Selectmen didn’t vote, but indicated they were more supportive of the 3.9% version.
Those numbers are misleading if looked at alone. Later in the meeting, Advisory Chair Adrian Peters predicted that after changes and certain Town Meeting votes, the real increase could be 4.5% to 4.7%. He followed that at the end of the day the tax increase would be there no matter how officials present it.
Peters was partly referring to separate funding articles that aren’t covered by the budget. That includes $238K for Recreation*, $30K requested for the Senior Center, and Golf Course expenses not covered by a Community Preservation Article. (Look for more on those costs/articles in future posts.)
He was also including something he expects to work its way back into the budget, since it is politically sensitive. Both versions of the squeezed budget strip out expenses for the Transfer Station.
Purple told the board that unless they want to increase the budget, putting that back in would require cutting staff positions. Referring to selectmen’s support of hiring another police officer, the Town Admin said he wouldn’t be comfortable doing that while cutting other staff.
But, if selectmen don’t reverse that budget decision, Transfer Station funding costs would be fully borne by users. Increasing permit fees was a move that made some selectmen wary.
Ballantine couldn’t specify how customers would be impacted. But Peters pointed out that the difference between collected permit fees and what was taken out of the budget forecasts the increase. Based on Ballantine’s response, it looks like in the fees would be need to increase by over 30% in total.**
Ballantine said fee options included eliminating the early bird discounts, charging Seniors a small fee, and adding to regular fees. Kolenda indicated he would rather charge more to commercial vehicle owners than seniors.
The Chair said he would like to see Public Works Superintendent Karen Galligan present what she thinks is reasonable. For comparison, he would also like to hear what residents would pay if they contracted with a pickup service.
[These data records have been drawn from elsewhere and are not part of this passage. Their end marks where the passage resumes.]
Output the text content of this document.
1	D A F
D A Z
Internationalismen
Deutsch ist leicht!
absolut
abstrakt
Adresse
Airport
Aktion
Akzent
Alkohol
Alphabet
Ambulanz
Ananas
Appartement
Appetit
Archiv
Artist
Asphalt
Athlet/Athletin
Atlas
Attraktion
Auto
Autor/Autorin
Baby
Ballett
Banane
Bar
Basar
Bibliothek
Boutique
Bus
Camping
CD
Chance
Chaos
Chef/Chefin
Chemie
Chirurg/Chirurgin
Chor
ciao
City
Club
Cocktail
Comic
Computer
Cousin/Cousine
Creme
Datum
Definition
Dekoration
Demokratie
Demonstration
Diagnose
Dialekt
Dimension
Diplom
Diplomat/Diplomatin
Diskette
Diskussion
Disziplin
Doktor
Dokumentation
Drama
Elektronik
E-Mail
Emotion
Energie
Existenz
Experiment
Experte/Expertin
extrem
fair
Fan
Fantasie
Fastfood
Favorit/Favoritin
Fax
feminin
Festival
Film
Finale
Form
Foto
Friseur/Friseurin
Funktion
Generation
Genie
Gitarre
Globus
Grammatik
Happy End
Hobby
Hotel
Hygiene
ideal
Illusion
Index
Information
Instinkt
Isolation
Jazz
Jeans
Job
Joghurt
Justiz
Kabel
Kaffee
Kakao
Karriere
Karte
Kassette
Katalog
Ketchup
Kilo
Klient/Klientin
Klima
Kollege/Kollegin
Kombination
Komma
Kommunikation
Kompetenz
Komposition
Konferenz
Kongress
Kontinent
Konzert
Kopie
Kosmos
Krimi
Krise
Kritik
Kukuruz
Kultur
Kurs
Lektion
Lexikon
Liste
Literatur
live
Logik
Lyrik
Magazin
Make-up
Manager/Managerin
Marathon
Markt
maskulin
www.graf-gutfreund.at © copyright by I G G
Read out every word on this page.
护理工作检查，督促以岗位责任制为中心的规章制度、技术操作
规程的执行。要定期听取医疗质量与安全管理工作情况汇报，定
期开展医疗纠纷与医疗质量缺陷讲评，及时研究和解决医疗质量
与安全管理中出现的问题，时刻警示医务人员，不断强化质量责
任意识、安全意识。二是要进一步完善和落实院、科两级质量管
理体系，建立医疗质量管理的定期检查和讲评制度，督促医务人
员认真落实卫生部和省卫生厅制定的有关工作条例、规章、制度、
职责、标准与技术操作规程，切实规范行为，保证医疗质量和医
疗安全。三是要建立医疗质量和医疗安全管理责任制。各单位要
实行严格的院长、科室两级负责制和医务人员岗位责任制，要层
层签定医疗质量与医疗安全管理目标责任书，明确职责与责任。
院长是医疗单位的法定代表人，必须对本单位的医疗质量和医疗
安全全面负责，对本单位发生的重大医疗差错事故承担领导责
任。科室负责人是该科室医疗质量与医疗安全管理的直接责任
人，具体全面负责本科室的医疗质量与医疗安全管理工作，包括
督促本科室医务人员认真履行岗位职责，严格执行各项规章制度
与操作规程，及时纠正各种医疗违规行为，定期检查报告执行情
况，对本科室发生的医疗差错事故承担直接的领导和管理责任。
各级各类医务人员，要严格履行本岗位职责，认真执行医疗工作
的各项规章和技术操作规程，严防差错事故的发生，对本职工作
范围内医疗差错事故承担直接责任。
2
Selectman Brian Shifrin supported the change, pitching the station should be paid for by those who use it. In contrast, Selectwoman Bonnie Phaneuf asked to also find out what it would cost to have the station fully funded by taxes.
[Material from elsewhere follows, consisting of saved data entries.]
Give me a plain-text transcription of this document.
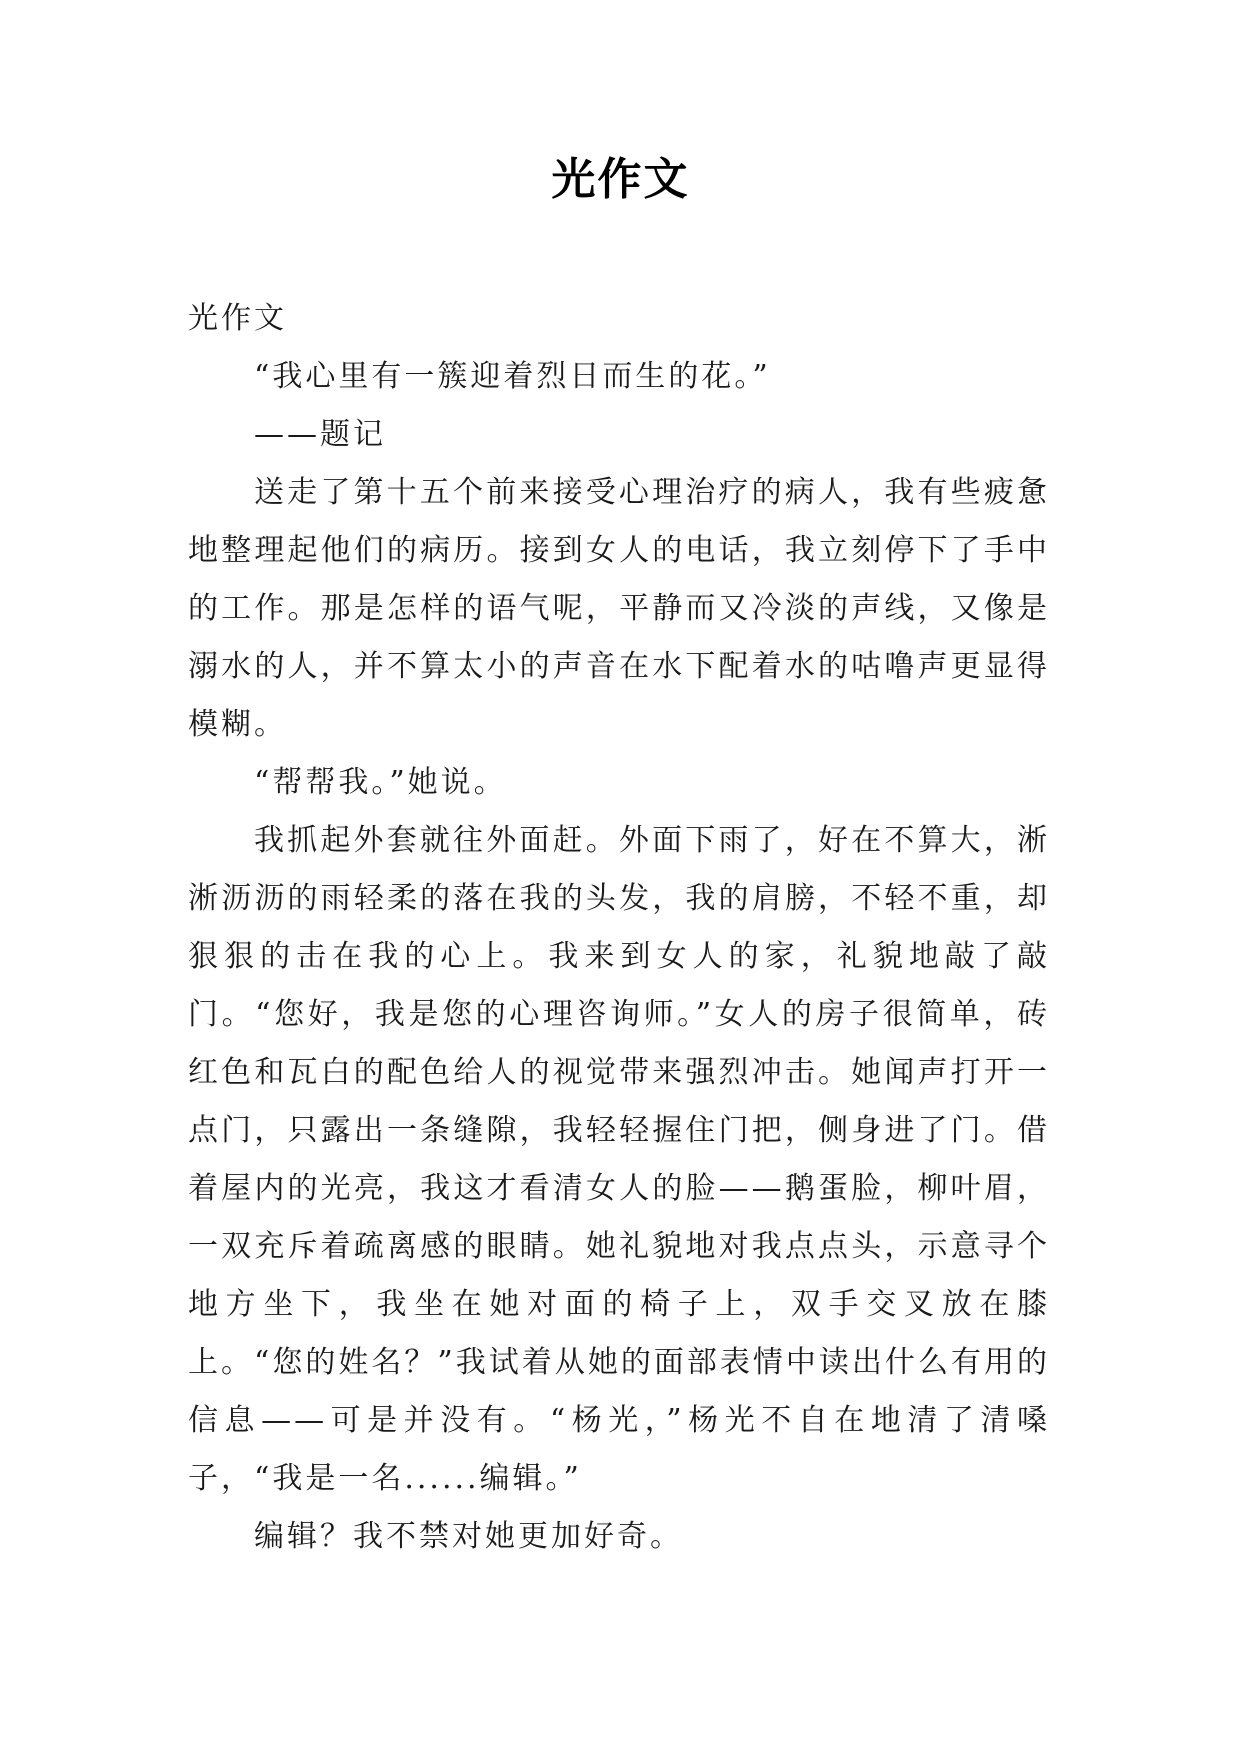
光作文

光作文

“我心里有一簇迎着烈日而生的花。”

——题记

送走了第十五个前来接受心理治疗的病人，我有些疲惫地整理起他们的病历。接到女人的电话，我立刻停下了手中的工作。那是怎样的语气呢，平静而又冷淡的声线，又像是溺水的人，并不算太小的声音在水下配着水的咕噜声更显得模糊。

“帮帮我。”她说。

我抓起外套就往外面赶。外面下雨了，好在不算大，淅淅沥沥的雨轻柔的落在我的头发，我的肩膀，不轻不重，却狠狠的击在我的心上。我来到女人的家，礼貌地敲了敲门。“您好，我是您的心理咨询师。”女人的房子很简单，砖红色和瓦白的配色给人的视觉带来强烈冲击。她闻声打开一点门，只露出一条缝隙，我轻轻握住门把，侧身进了门。借着屋内的光亮，我这才看清女人的脸——鹅蛋脸，柳叶眉，一双充斥着疏离感的眼睛。她礼貌地对我点点头，示意寻个地方坐下，我坐在她对面的椅子上，双手交叉放在膝上。“您的姓名？”我试着从她的面部表情中读出什么有用的信息——可是并没有。“杨光，”杨光不自在地清了清嗓子，“我是一名......编辑。”

编辑？我不禁对她更加好奇。
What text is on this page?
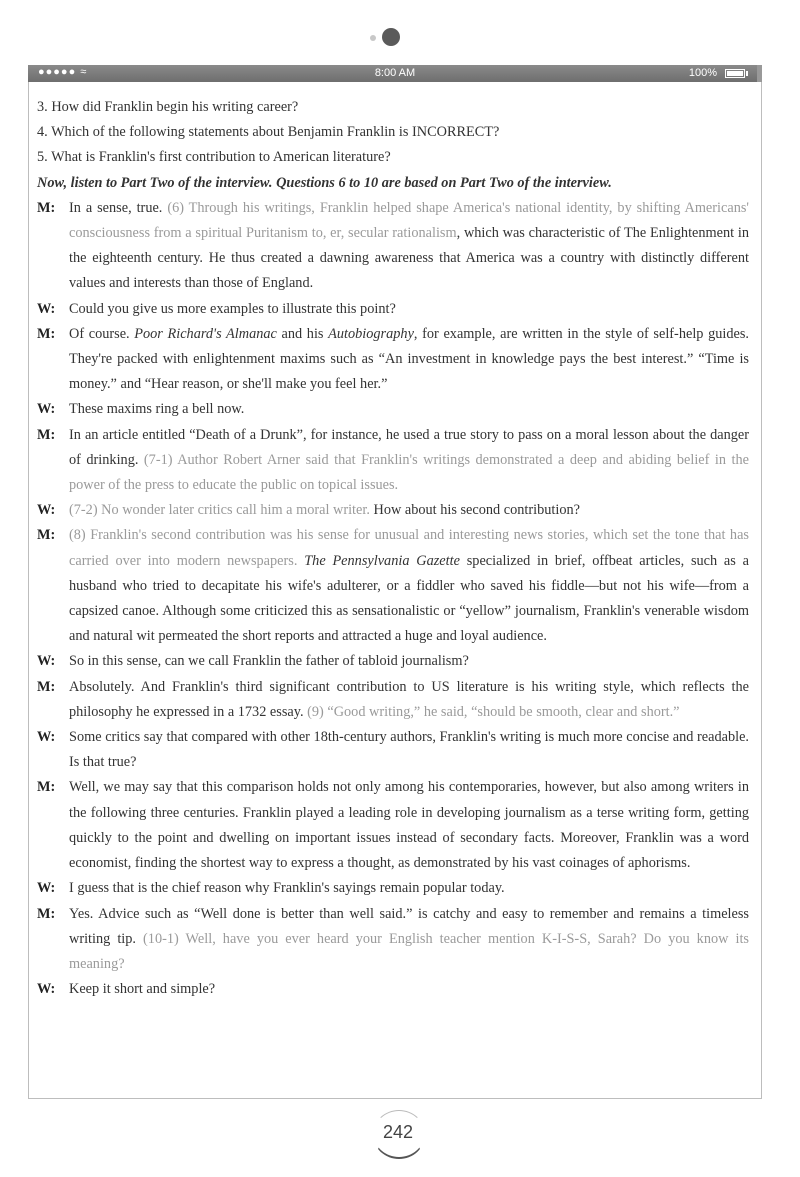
●●●●● ≈	8:00 AM	100%

3. How did Franklin begin his writing career?

4. Which of the following statements about Benjamin Franklin is INCORRECT?

5. What is Franklin's first contribution to American literature?

Now, listen to Part Two of the interview. Questions 6 to 10 are based on Part Two of the interview.

M: In a sense, true. (6) Through his writings, Franklin helped shape America's national identity, by shifting Americans' consciousness from a spiritual Puritanism to, er, secular rationalism, which was characteristic of The Enlightenment in the eighteenth century. He thus created a dawning awareness that America was a country with distinctly different values and interests than those of England.

W: Could you give us more examples to illustrate this point?

M: Of course. Poor Richard's Almanac and his Autobiography, for example, are written in the style of self-help guides. They're packed with enlightenment maxims such as “An investment in knowledge pays the best interest.” “Time is money.” and “Hear reason, or she'll make you feel her.”

W: These maxims ring a bell now.

M: In an article entitled “Death of a Drunk”, for instance, he used a true story to pass on a moral lesson about the danger of drinking. (7-1) Author Robert Arner said that Franklin's writings demonstrated a deep and abiding belief in the power of the press to educate the public on topical issues.

W: (7-2) No wonder later critics call him a moral writer. How about his second contribution?

M: (8) Franklin's second contribution was his sense for unusual and interesting news stories, which set the tone that has carried over into modern newspapers. The Pennsylvania Gazette specialized in brief, offbeat articles, such as a husband who tried to decapitate his wife's adulterer, or a fiddler who saved his fiddle—but not his wife—from a capsized canoe. Although some criticized this as sensationalistic or “yellow” journalism, Franklin's venerable wisdom and natural wit permeated the short reports and attracted a huge and loyal audience.

W: So in this sense, can we call Franklin the father of tabloid journalism?

M: Absolutely. And Franklin's third significant contribution to US literature is his writing style, which reflects the philosophy he expressed in a 1732 essay. (9) “Good writing,” he said, “should be smooth, clear and short.”

W: Some critics say that compared with other 18th-century authors, Franklin's writing is much more concise and readable. Is that true?

M: Well, we may say that this comparison holds not only among his contemporaries, however, but also among writers in the following three centuries. Franklin played a leading role in developing journalism as a terse writing form, getting quickly to the point and dwelling on important issues instead of secondary facts. Moreover, Franklin was a word economist, finding the shortest way to express a thought, as demonstrated by his vast coinages of aphorisms.

W: I guess that is the chief reason why Franklin's sayings remain popular today.

M: Yes. Advice such as “Well done is better than well said.” is catchy and easy to remember and remains a timeless writing tip. (10-1) Well, have you ever heard your English teacher mention K-I-S-S, Sarah? Do you know its meaning?

W: Keep it short and simple?

242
I knew that funding of the Transfer Station has been controversial for years. But I didn’t realize how far back the debate went until I stumbled across this post from Susan recapping an article from the 90s on a controversial fee hike. You can read that here.
The presented Budget is still in process with a few unresolved details (like a final budget from the Regional School Committee). Ballantine will be meeting with Advisory before coming back to selectmen. But Peters said Advisory will want to hear from Selectmen soon on their positions on the budget, Transfer Station, and separate funding articles.
*Recreation’s article will ask for more, but be bonded over 5 years. The $238K is the estimate for year one.
**Ballantine said that a little over $300k was collected this year. And his presentation indicated the costs pulled out of the budget are $110-140K.
Updated (2/9/18 9:03 am): Fixed a typo referring to Ballantine’s presentation as “Last night”.